The end result, though, is already showing signs of wear. Some festival audience members over the past year have even ended up calling Fleischer-Camp a “con artist” and “liar” during post-screening Q&As. For what it’s worth, they’re not wrong. Fleischer-Camp bends his own rules in a few places which I won’t elaborate on here for the sake of keeping plot twists under wraps, but there are some obvious audio/visual tweaks here and there which had to be manufactured with post-production trickery. Sadly, Fleischer-Camp will not be in attendance at either of the film’s WFF showing, so the dramatic hubbub will likely be kept to a minimum.

It’s tough to say who Fraud is for, to be honest, other than perhaps film festival audiences looking for a jolt. I can’t imagine this film working nearly as well in the contextual vacuum of streaming services like Netflix or Amazon Prime, especially since the most interesting thing about the film is the convoluted process by which it was made. With its short run-time, the chance that Fraud will ever get anything resembling a wide release hovers around zero, placing it solidly in that category of once-in-a-lifetime cinematic experiences that the Wisconsin Film Festival loves to present to its audiences.

So far, Fleischer-Camp has pretty much existed in the world of short films, web series, and a handful of television shows, which makes it difficult to see if this stylistic departure marks a step in any particular direction for his career. He’s clearly talented enough, but it feels like Fraud was something he had to get out of his system, a time-killing distraction to kick around between jobs, more than a real focused artistic pronouncement.

Your mileage may vary on the larger statements that Fraud attempts to make about consumerism and post-recession debt maintenance, but the film as such didn’t make much of a lasting impression on me. It’s a big leap to connect a Bible-belt family excited about discounted goodies from a Borders bankruptcy sale to the audience embracing Zuccotti Park style fist-raising, but Fleischer-Camp gets closer than you’d expect, even if he doesn’t stick the landing.

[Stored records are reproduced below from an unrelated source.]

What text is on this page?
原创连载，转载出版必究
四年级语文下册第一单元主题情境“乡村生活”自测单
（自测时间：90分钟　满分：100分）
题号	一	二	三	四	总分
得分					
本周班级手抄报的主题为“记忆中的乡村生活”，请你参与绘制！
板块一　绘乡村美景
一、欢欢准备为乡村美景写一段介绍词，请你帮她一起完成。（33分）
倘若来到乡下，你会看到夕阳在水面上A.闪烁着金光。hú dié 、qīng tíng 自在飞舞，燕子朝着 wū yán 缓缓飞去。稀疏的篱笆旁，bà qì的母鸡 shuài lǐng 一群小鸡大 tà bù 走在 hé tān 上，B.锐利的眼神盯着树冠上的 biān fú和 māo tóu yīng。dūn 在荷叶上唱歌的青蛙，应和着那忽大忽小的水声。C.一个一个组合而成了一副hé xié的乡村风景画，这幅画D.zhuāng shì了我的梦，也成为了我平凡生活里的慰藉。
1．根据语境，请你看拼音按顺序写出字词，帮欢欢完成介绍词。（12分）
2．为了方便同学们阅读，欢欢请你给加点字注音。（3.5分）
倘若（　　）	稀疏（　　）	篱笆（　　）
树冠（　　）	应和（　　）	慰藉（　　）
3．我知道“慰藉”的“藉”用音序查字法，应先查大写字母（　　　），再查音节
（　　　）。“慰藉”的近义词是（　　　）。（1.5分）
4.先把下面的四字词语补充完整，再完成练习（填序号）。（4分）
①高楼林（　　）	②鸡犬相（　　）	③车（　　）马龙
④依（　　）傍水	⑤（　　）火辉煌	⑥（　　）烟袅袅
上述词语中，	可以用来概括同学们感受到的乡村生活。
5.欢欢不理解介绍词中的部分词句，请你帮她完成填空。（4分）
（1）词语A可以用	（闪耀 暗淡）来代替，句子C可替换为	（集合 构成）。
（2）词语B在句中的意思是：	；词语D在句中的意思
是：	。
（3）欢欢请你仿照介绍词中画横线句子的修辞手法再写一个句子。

As an exercise in form, Fraud is much more knotty in the questions it poses, but even those have their limits. Part of the reason this film incapable of standing on its own is that there’s only so much Fleischer-Camp can do with the limited amount of footage he’s got to work with. It’s a marvel, really, that he’s managed to stitch together something this coherent from such fragments as trips to a firing range, a New York vacation, and a house fire. The hand Fleischer-Camp dealt himself wasn’t exactly a royal flush but will certainly serve as a conversation starter.